Starring: Christy Carlson Romano, Ross Thomas; Director: Sean McNamara; Series Premiere: 03/12/2006; Broadcaster: ABC Family

Dear Cutting Edge 2: Going for the Gold, you make the original 1992 movie — about moody ice princess Kate (Moira Kelly), who falls for macho hockey player Doug (D.B. Sweeney) — look like an intricately plotted masterpiece. See, I have to pretend to hate you for a while before I ultimately declare my love (preferably as we perform a climactic Olympic figure-skating routine).
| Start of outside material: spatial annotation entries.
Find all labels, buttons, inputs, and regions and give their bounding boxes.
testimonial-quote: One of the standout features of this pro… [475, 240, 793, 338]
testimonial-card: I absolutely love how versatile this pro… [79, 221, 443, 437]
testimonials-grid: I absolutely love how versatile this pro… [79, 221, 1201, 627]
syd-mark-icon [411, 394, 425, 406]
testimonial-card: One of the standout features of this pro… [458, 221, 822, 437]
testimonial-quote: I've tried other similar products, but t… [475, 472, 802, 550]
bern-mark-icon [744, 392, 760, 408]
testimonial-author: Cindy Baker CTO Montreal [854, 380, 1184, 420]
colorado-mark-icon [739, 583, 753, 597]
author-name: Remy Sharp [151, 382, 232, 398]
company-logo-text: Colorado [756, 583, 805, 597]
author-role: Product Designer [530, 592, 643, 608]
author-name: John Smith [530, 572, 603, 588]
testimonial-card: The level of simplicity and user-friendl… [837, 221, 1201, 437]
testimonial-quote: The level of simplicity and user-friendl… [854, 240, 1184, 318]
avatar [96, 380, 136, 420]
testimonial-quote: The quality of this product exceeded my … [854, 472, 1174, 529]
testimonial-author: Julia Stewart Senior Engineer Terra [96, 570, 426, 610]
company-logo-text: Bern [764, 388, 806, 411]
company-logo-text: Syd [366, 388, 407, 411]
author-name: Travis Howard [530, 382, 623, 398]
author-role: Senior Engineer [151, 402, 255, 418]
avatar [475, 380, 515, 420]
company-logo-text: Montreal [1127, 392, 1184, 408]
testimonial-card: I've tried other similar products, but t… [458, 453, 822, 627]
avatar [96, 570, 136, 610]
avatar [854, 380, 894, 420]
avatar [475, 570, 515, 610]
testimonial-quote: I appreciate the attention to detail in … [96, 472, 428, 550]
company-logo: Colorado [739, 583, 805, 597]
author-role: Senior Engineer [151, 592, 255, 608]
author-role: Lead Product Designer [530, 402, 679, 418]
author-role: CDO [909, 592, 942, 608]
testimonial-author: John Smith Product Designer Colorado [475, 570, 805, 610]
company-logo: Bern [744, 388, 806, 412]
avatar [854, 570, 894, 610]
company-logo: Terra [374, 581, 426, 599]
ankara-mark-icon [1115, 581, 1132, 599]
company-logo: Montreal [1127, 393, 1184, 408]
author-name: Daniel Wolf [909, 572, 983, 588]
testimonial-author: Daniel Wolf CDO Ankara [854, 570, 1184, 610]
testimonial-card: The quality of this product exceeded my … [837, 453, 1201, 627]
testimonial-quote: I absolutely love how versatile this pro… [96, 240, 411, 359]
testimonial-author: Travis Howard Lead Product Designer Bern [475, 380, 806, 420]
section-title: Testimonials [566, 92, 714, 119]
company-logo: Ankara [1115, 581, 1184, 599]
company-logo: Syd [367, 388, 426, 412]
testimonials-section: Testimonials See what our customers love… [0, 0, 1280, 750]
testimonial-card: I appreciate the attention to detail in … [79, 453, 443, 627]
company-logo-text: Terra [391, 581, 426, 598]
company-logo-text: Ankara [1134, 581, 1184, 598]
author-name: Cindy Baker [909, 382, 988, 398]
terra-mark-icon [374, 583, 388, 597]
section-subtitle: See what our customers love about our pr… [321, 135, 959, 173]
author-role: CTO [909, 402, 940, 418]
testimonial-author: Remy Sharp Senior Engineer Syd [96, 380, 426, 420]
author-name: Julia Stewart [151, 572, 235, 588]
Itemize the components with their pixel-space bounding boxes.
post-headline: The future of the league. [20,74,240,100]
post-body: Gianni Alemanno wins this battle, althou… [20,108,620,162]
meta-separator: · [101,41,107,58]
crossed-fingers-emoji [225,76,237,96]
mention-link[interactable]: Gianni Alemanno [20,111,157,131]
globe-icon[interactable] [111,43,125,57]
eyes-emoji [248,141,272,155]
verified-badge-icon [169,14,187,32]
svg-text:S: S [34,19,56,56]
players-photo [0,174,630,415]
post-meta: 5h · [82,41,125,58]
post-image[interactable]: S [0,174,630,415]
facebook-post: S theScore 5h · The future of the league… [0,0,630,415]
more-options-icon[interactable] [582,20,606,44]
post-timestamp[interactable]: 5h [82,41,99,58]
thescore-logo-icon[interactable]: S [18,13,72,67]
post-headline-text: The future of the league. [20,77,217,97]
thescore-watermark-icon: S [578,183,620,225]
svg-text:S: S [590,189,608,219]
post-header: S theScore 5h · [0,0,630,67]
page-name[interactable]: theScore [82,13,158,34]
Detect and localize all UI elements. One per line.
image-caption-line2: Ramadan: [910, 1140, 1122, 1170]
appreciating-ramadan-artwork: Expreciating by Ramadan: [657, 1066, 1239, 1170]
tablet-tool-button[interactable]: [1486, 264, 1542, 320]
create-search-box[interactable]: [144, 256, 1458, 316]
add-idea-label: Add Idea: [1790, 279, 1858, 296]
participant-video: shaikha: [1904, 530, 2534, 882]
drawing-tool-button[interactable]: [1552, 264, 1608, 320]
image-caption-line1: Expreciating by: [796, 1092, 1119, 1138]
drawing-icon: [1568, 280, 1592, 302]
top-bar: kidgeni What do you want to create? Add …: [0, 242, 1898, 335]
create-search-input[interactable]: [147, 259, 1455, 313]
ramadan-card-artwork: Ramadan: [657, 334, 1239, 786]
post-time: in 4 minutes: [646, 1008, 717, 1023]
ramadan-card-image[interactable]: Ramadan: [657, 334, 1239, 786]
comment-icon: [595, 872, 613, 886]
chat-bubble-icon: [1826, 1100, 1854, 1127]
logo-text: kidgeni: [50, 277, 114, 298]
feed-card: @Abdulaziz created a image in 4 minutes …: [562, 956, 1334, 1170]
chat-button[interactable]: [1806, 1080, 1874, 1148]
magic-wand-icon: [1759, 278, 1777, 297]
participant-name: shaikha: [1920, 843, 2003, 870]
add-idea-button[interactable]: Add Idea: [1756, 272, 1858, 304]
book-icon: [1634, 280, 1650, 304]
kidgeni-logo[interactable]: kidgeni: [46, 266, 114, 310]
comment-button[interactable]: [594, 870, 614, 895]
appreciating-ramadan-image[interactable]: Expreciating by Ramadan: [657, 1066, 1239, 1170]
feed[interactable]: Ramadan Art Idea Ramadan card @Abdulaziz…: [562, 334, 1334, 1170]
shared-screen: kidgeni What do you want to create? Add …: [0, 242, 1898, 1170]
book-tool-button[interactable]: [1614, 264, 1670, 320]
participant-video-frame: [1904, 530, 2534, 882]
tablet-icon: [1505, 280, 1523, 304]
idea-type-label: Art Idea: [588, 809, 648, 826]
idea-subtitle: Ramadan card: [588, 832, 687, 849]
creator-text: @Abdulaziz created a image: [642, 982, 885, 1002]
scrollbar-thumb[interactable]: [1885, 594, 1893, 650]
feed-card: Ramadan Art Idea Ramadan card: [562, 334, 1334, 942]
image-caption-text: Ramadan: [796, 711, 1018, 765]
That is, after all, what happened in the original slumber-party classic…and in ABC Family’s sequel (premiering March 12, 7 p.m.), which follows the romance of Kate and Doug’s daughter, Jackie (Christy Carlson Romano), and her skating partner, Alex (Ross Thomas). Here’s everything that’s so wrong — and yet so right — about Going for the Gold.

NO CAMEOS!
Kelly and Sweeney are AWOL; we’re forced to accept Stepfanie Kramer and Scott Thompson Baker as now-coach Kate and now-skating commentator Doug.

NO SENSE OF HISTORY
Doug and Kate took the gold in ‘92; Gold culminates this year in Torino. Even if Jackie was conceived the night Doug and Kate won, she’d only be 14. (Romano is 21.) Meanwhile, extreme in-line skater Alex drinks, so he’s, presumably, 21 (this is ABC Family, after all). As for Jackie and Alex’s meet-cute, Mom and Dad never say, ”Weird, this totally happened to us, too!”

NO CATCHPHRASE
”Toe pick!” Can’t beat that.

In summary, Gold, your triple jumps have nothing on that physics-defying Pamchenko that sealed the deal for Doug and Kate. But we can’t deny the irresistible pull of a story about a mismatched pair thawing each other’s hearts while the camera cuts to wide shots because they’re clearly not doing their own skating. In guilty- pleasure merit, a solid 5.0.